Настало время исходить, И спать не нужно тем, кто рядом. Душа у гулу не болит, А смерть спасением бывает. Твои запреты все мертвы, И одиночество фатально. Не надо счастьем дорожить — Его у гулу не бывает. Тебя любили понарошку Четыре ситцевых платка. Детишки будут плакать вечно, Уйди — приказываю я.

Реакция Шеста оказалась неожиданной. Он попятился от трубки, из который разносился голос мамы, дошел до противоположной кровати и, упав на нее, стал мычать.

— Сына, уходи оттуда! — я не сразу понял, что это кричала мне моя мама.

Шест как-то неестественно приподнялся и в полусогнутом положении стал приближаться ко мне с вытянутой рукой:

— Читай!

Я ногой опрокинул на него журнальный столик и, схватив стул, с размаху ударил Шеста по спине. Тот захрипел, но не упал. Сила в этом разлагающемся теле была все еще чудовищная.

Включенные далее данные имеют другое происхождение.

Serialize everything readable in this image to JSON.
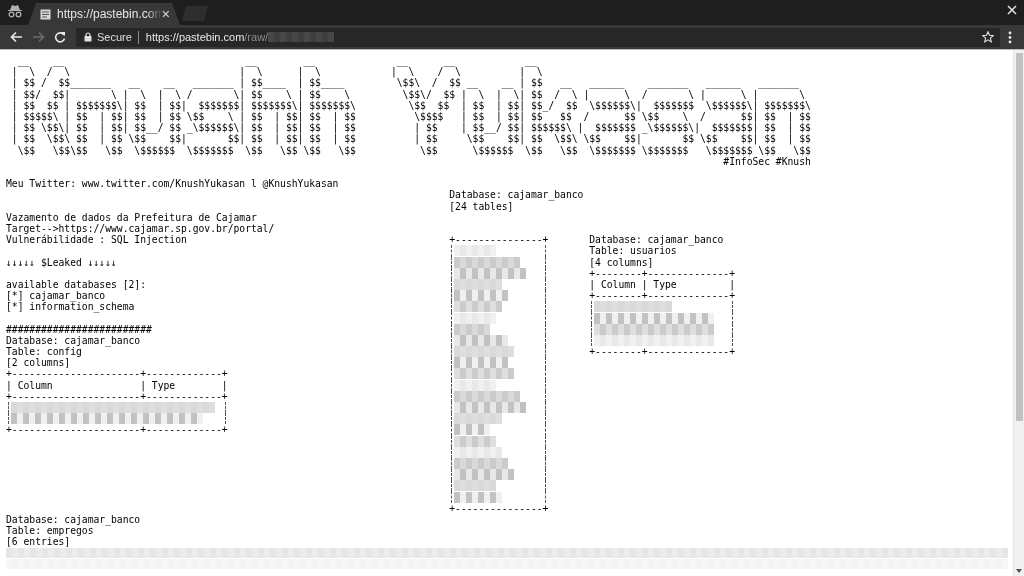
{
  "browser": {
    "tabs": [
      {
        "title": "https://pastebin.com",
        "selected": true
      }
    ],
    "omnibox": {
      "security": "Secure",
      "url_host": "https://pastebin.com",
      "url_path": "/raw/"
    }
  },
  "paste": {
    "banner": {
      "left_lines": [
        "  __    __                               __        __",
        " |  \\  /  \\                             |  \\      |  \\",
        " | $$ /  $$_______   __    __   _______ | $$____  | $$____",
        " | $$/  $$|       \\ |  \\  |  \\ /       \\| $$    \\ | $$    \\",
        " | $$  $$ | $$$$$$$\\| $$  | $$|  $$$$$$$| $$$$$$$\\| $$$$$$$\\",
        " | $$$$$\\ | $$  | $$| $$  | $$ \\$$    \\ | $$  | $$| $$  | $$",
        " | $$ \\$$\\| $$  | $$| $$__/ $$ _\\$$$$$$\\| $$  | $$| $$  | $$",
        " | $$  \\$$\\ $$  | $$ \\$$    $$|       $$| $$  | $$| $$  | $$",
        "  \\$$   \\$$\\$$   \\$$  \\$$$$$$  \\$$$$$$$  \\$$   \\$$ \\$$   \\$$"
      ],
      "right_lines": [
        " __      __            __",
        "|  \\    /  \\          |  \\",
        " \\$$\\  /  $$ __    __ | $$   __   ______    _______   ______   _______",
        "  \\$$\\/  $$ |  \\  |  \\| $$  /  \\ |      \\  /       \\ |      \\ |       \\",
        "   \\$$  $$  | $$  | $$| $$_/  $$  \\$$$$$$\\|  $$$$$$$  \\$$$$$$\\| $$$$$$$\\",
        "    \\$$$$   | $$  | $$| $$   $$  /      $$ \\$$    \\  /      $$| $$  | $$",
        "    | $$    | $$__/ $$| $$$$$$\\ |  $$$$$$$ _\\$$$$$$\\|  $$$$$$$| $$  | $$",
        "    | $$     \\$$    $$| $$  \\$$\\ \\$$    $$|       $$ \\$$    $$| $$  | $$",
        "     \\$$      \\$$$$$$  \\$$   \\$$  \\$$$$$$$ \\$$$$$$$   \\$$$$$$$ \\$$   \\$$"
      ],
      "tags": "#InfoSec #Knush"
    },
    "columns": [
      {
        "items": [
          {
            "kind": "text",
            "text": "Meu Twitter: www.twitter.com/KnushYukasan l @KnushYukasan"
          },
          {
            "kind": "blank"
          },
          {
            "kind": "blank"
          },
          {
            "kind": "text",
            "text": "Vazamento de dados da Prefeitura de Cajamar"
          },
          {
            "kind": "text",
            "text": "Target-->https://www.cajamar.sp.gov.br/portal/"
          },
          {
            "kind": "text",
            "text": "Vulnerábilidade : SQL Injection"
          },
          {
            "kind": "blank"
          },
          {
            "kind": "text",
            "text": "↓↓↓↓↓ $Leaked ↓↓↓↓↓"
          },
          {
            "kind": "blank"
          },
          {
            "kind": "text",
            "text": "available databases [2]:"
          },
          {
            "kind": "text",
            "text": "[*] cajamar_banco"
          },
          {
            "kind": "text",
            "text": "[*] information_schema"
          },
          {
            "kind": "blank"
          },
          {
            "kind": "text",
            "text": "#########################"
          },
          {
            "kind": "text",
            "text": "Database: cajamar_banco"
          },
          {
            "kind": "text",
            "text": "Table: config"
          },
          {
            "kind": "text",
            "text": "[2 columns]"
          },
          {
            "kind": "table",
            "top": "+----------------------+-------------+",
            "header": "| Column               | Type        |",
            "rule": "+----------------------+-------------+",
            "rows": [
              {
                "kind": "redacted"
              },
              {
                "kind": "redacted"
              }
            ],
            "bottom": "+----------------------+-------------+"
          }
        ]
      },
      {
        "items": [
          {
            "kind": "blank"
          },
          {
            "kind": "text",
            "text": "Database: cajamar_banco"
          },
          {
            "kind": "text",
            "text": "[24 tables]"
          },
          {
            "kind": "blank"
          },
          {
            "kind": "blank"
          },
          {
            "kind": "table",
            "top": "+---------------+",
            "rows": [
              {
                "kind": "redacted"
              },
              {
                "kind": "redacted"
              },
              {
                "kind": "redacted"
              },
              {
                "kind": "redacted"
              },
              {
                "kind": "redacted"
              },
              {
                "kind": "redacted"
              },
              {
                "kind": "redacted"
              },
              {
                "kind": "redacted"
              },
              {
                "kind": "redacted"
              },
              {
                "kind": "redacted"
              },
              {
                "kind": "redacted"
              },
              {
                "kind": "redacted"
              },
              {
                "kind": "redacted"
              },
              {
                "kind": "redacted"
              },
              {
                "kind": "redacted"
              },
              {
                "kind": "redacted"
              },
              {
                "kind": "redacted"
              },
              {
                "kind": "redacted"
              },
              {
                "kind": "redacted"
              },
              {
                "kind": "redacted"
              },
              {
                "kind": "redacted"
              },
              {
                "kind": "redacted"
              },
              {
                "kind": "redacted"
              }
            ],
            "bottom": "+---------------+"
          }
        ]
      },
      {
        "items": [
          {
            "kind": "blank"
          },
          {
            "kind": "blank"
          },
          {
            "kind": "blank"
          },
          {
            "kind": "blank"
          },
          {
            "kind": "blank"
          },
          {
            "kind": "text",
            "text": "Database: cajamar_banco"
          },
          {
            "kind": "text",
            "text": "Table: usuarios"
          },
          {
            "kind": "text",
            "text": "[4 columns]"
          },
          {
            "kind": "table",
            "top": "+--------+--------------+",
            "header": "| Column | Type         |",
            "rule": "+--------+--------------+",
            "rows": [
              {
                "kind": "redacted"
              },
              {
                "kind": "redacted"
              },
              {
                "kind": "redacted"
              },
              {
                "kind": "redacted"
              }
            ],
            "bottom": "+--------+--------------+"
          }
        ]
      }
    ],
    "footer": {
      "items": [
        {
          "kind": "text",
          "text": "Database: cajamar_banco"
        },
        {
          "kind": "text",
          "text": "Table: empregos"
        },
        {
          "kind": "text",
          "text": "[6 entries]"
        },
        {
          "kind": "redacted_line"
        },
        {
          "kind": "redacted_line"
        }
      ]
    }
  }
}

Тогда, отбежав к кухонному столу, я схватил утюг (где бы ему еще находиться, как не на кухонном столе) и с размаху ударил Шеста в висок. Острие утюга размозжило черепную коробку и, съехав кровавой полосой по щеке, выбило ему глаз. Откуда-то изнутри тела Игоря Шеста раздался приглушенный вой — гулу умирал. Из его головы медленно потекла темная густая кровавая жижа, больше напоминающая мазут. Размахнувшись, я еще раз ударил Шеста по голове. Только теперь он осел на одно колено, но все еще продолжал ползти ко мне, издавая нечленораздельное булькающее шипение. Я замахнулся, чтобы ударить третий раз, но остановился на замахе. Шест перестал ползти. Его рука все еще продолжала судорожно искать что-то в воздухе, рот был широко открыт, сопение участилось. И вдруг его стало рвать. Такого омерзительного зрелища я не видел никогда в своей жизни. Шеста рвало на пол кусками внутренних органов, которые были перемешаны с пищей и кровью. Меня стошнило тоже. Вся комната наполнилась невообразимой вонью, я, доковыляв до окна и раскрыв его, стал судорожно глотать воздух. За моей спиной лежало обезображенное и быстро разлагающееся тело Игоря Шеста.